The Chinese researchers recently described what they call retinomorphic sensing or super vision that provides event-based output. The output can provide both dynamic sensing like conventional event cameras and intensity sensing in the form of events. They can switch back and forth between the two modes in a way that allows them to capture the dynamics and the texture of an image in a single, compressed representation that humans and machines can easily process.
These representations include the high temporal resolution you would expect from an event camera, combined with the visual texture you would get from an ordinary image or photograph.
They have achieved this performance using a prototype that consists of two sensors: a conventional event camera (DVS) and a Vidar camera, a new event camera from the same group that can efficiently create conventional frames from spikes by aggregating over a time window. They then use a spiking neural network for more advanced processing, achieving object recognition and tracking.
The other kind of CNN
At Johns Hopkins University, Andreas Andreou and his colleagues have taken event cameras in an entirely different direction. Instead of focusing on making their cameras compatible with external post-processing, they have built the processing directly into the vision chip. They use an analog, spike-based cellular neural network (CNN) structure where nearest-neighbor pixels talk to each other. Cellular neural networks share an acronym with convolutional neural networks, but are not closely related.

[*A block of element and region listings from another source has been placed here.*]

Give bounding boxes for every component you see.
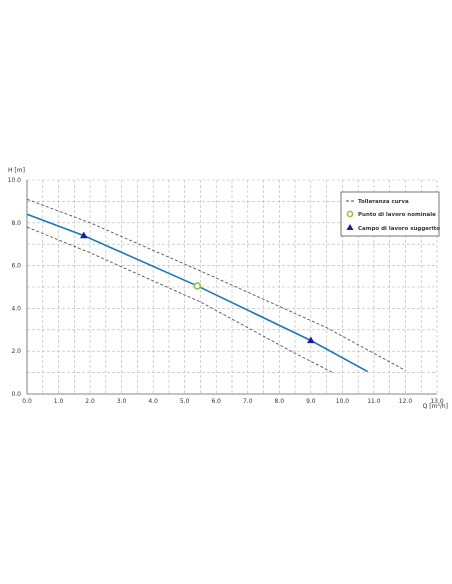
y-tick-label: 4.0 (11, 305, 21, 312)
nominal-operating-point (193, 282, 202, 290)
axes (26, 180, 437, 395)
recommended-range-marker (307, 336, 315, 344)
x-tick-label: 9.0 (306, 398, 316, 405)
x-tick-label: 7.0 (243, 398, 253, 405)
legend-box (340, 191, 440, 237)
x-tick-label: 1.0 (54, 398, 64, 405)
x-axis-label: Q [m³/h] (423, 403, 448, 410)
x-tick-label: 11.0 (367, 398, 381, 405)
legend-label-tolerance: Tolleranza curva (358, 199, 409, 205)
legend-label-nominal-point: Punto di lavoro nominale (358, 212, 436, 218)
y-axis-label: H [m] (8, 167, 25, 174)
x-tick-label: 10.0 (336, 398, 350, 405)
x-tick-label: 0.0 (22, 398, 32, 405)
x-tick-label: 3.0 (117, 398, 127, 405)
x-tick-label: 2.0 (85, 398, 95, 405)
x-tick-labels: 0.0 1.0 2.0 3.0 4.0 5.0 6.0 7.0 8.0 9.0 10.0 11.0 12… (22, 398, 444, 405)
y-tick-label: 8.0 (11, 220, 21, 227)
legend-circle-icon (346, 210, 354, 218)
recommended-range-marker (79, 231, 88, 239)
series-tolerance-upper (26, 198, 406, 371)
x-tick-label: 4.0 (148, 398, 158, 405)
legend: Tolleranza curva Punto di lavoro nominal… (340, 191, 440, 237)
x-tick-label: 13.0 (430, 398, 444, 405)
x-tick-label: 8.0 (275, 398, 285, 405)
y-tick-label: 2.0 (11, 348, 21, 355)
y-tick-label: 6.0 (11, 263, 21, 270)
x-tick-label: 12.0 (399, 398, 413, 405)
legend-triangle-icon (346, 224, 354, 230)
legend-label-suggested-range: Campo di lavoro suggerito (358, 226, 440, 232)
x-tick-label: 6.0 (211, 398, 221, 405)
series-tolerance-lower (26, 226, 334, 374)
x-tick-label: 5.0 (180, 398, 190, 405)
y-tick-labels: 0.0 2.0 4.0 6.0 8.0 10.0 (8, 177, 22, 398)
y-tick-label: 0.0 (11, 391, 21, 398)
markers (79, 231, 315, 344)
y-tick-label: 10.0 (8, 177, 22, 184)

In cellular CNNs, the input/output links between each pixel and its eight nearest are built directly in hardware and can be specified to perform symmetrical processing tasks (see figure). These can then be sequentially combined to produce sophisticated image-processing algorithms.

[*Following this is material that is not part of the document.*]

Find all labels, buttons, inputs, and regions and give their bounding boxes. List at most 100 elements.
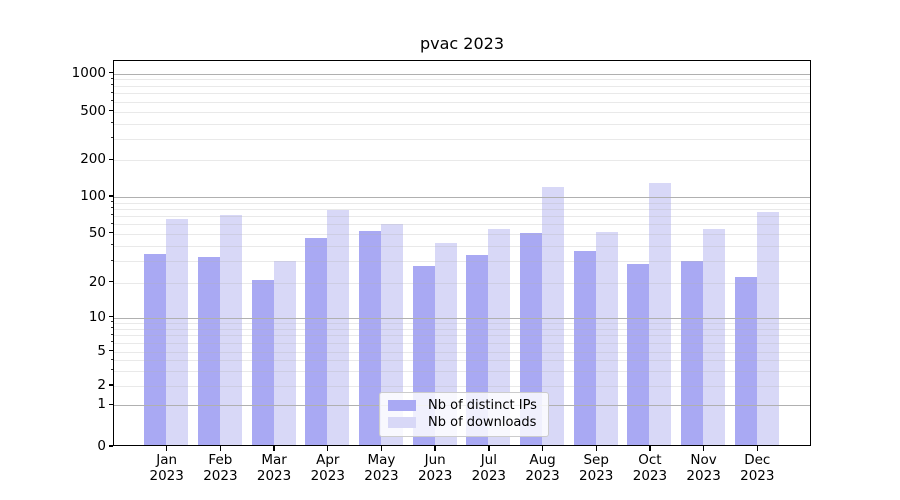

Two things make them particularly powerful. One is that the processing is fast because it is performed in the analog domain. The other is that the computations across all pixels are local. So while there is a sequence of operations to perform an elaborate task, this is a sequence of fast, low-power, parallel operations.
A nice feature of this work is that the chip has been implemented in three dimensions using Chartered 130nm CMOS and Terrazon interconnection technology. Unlike many 3D systems, in this case the two tiers are not designed to work separately (e.g. processing on one layer, memory on the other, and relatively sparse interconnects between them). Instead, each pixel and its processing infrastructure are built on both tiers operating as a single unit.
Andreou and his team were part of a consortium, led by Northrop–Grumman, that secured a $2 million contract last year from the Defence Advanced Research Projects Agency (DARPA). While exactly what they are doing is not public, one can speculate the technology they are developing will have some similarities to the work they’ve published.
Shown is the 3D structure of a Cellular Neural Network cell (right) and layout (bottom left) of the John’s Hopkins University event camera with local processing.
In the dark
We know DARPA has strong interest in this kind of neuromorphic technology. Last summer the agency announced that its Fast Event-based Neuromorphic Camera and Electronics (FENCE) program granted three contracts to develop very-low-power, low-latency search and tracking in the infrared. One of the three teams is led by Northrop-Grumman.
Whether or not the FENCE project and the contract announced by Johns Hopkins university are one and the same, it is clear is that event imagers are becoming increasingly sophisticated.